To help with planning, it’s useful to draw on an overall digital channels framework, that encompasses four major categories:
- Broadcast one way, sending out mass messages to the whole organisation.
- Broadcast two way, engaging the organisation as a whole around key messages.
- Conversation or collaboration, drawing on the social capabilities of new tools.
- Direct to individual, cutting through the complexity of organisations to deliver targeted messages.
This article will explore and provide examples for each of these channels.
Channel 1: Broadcast one way
This is the original and still most-used internal communications channel.
In many organisations, all staff emails are still widely used, and they have the advantage of both simplicity and reach. The corporate intranet is then the most visible delivery mechanism for broadcast messages.
Broadcast communications can be enriched by video, often portraying senior leaders, but sometimes used more comprehensively.
The Green Room at HEINEKEN is an award-winning example that blends both internal and external communication.
This example from PayPal is also particularly delightful:
News can be delivered to mobile devices, which ensures that messages are timely. It can also support a broader readership that includes field and frontline staff who may not have access to desktop PCs. (And perhaps: should mobile be considered the primary channel for internal comms?)
Broadcast communication is rounded out with the use of digital signage placed in highly trafficked areas of offices and field locations.
Channel 2: Broadcast two way
Messages can be pushed out to the entire organisation, while giving staff an opportunity for their voice to be heard.

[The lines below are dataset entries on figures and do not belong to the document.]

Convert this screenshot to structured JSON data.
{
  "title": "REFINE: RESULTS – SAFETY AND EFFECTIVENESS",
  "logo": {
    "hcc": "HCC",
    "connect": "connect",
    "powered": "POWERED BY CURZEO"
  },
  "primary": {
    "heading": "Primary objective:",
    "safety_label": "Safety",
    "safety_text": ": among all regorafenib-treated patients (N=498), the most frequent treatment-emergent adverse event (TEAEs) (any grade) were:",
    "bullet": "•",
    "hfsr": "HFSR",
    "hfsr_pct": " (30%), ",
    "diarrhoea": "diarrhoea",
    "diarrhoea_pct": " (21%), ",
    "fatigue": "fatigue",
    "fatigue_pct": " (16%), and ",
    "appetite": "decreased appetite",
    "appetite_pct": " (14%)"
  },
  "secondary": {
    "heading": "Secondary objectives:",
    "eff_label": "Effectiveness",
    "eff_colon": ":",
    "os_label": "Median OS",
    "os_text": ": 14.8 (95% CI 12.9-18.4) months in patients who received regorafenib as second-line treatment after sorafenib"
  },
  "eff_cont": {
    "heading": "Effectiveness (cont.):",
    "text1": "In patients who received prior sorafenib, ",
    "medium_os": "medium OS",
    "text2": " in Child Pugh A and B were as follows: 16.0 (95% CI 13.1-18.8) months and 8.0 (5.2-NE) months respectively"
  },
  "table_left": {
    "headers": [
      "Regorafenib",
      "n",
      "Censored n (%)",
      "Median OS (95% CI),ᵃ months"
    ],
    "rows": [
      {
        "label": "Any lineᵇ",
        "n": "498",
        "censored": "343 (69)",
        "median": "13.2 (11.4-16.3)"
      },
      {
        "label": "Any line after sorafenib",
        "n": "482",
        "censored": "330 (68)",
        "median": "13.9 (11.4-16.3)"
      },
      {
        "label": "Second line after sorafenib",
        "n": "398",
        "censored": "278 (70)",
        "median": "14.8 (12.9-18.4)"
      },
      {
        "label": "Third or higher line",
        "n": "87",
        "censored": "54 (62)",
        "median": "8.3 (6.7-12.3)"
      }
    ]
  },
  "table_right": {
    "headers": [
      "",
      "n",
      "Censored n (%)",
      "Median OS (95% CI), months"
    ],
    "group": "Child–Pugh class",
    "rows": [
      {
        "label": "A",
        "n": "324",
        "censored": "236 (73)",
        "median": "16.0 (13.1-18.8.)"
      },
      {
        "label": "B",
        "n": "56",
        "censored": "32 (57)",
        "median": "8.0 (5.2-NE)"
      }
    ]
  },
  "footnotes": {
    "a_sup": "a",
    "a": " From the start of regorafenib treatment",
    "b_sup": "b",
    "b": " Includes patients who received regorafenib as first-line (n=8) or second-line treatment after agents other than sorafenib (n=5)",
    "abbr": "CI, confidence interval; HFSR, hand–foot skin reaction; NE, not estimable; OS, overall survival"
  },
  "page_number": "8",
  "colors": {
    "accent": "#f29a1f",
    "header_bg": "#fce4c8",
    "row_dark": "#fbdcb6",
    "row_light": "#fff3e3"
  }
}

Communication teams can encourage this behaviour, with the objective of strengthening staff engagement.
The simplest way to achieve this is via commenting on news, which provides a way of ‘easing into’ more extensive interaction.
Likes and star ratings can also help internal communications teams to understand which messages are the most valuable and interesting for staff.
Channel 3: Conversation or collaboration
Collaboration and social tools are about enabling peer-to-peer communication and knowledge sharing. The conversational style of interaction is very effective at deepening staff engagement and increasing business productivity.
Internal communicators clearly can’t ‘control’ collaboration spaces, and nor should they try. They can play a valuable community manager role, facilitating conversations and encouraging adoption. Active engagement in these spaces also lays the groundwork for folding collaboration into the larger internal communications strategy.
Channel 4: Direct to individual
The final digital channels leaves nothing to chance. Using a range of technologies, messages can be pushed directly to staff, straight into their working environment.
This could involve a number of approaches, including:
- desktop notifications in Windows
- popup messages on the intranet
- push notifications to mobile devices
- apps specifically designed to enable directed messaging
This channel is largely dominated by product offerings that sit alongside existing channels, such as the intranet and collaboration tools. While powerful, it needs to be used sparingly, lest users rebel against constant ‘interruptions’.
Plan your pathway to success
There are four channels to consider when planning internal communications strategies:
- broadcast one way
- broadcast two way
- conversation or collaboration
- direct to individual
A mix of these channels will be needed in most organisations, with a clear model for what is used when. The changing face of technology must be factored in, and the role of the internal comms team decided.
There’s a new world of digital opportunities, so make the most of them!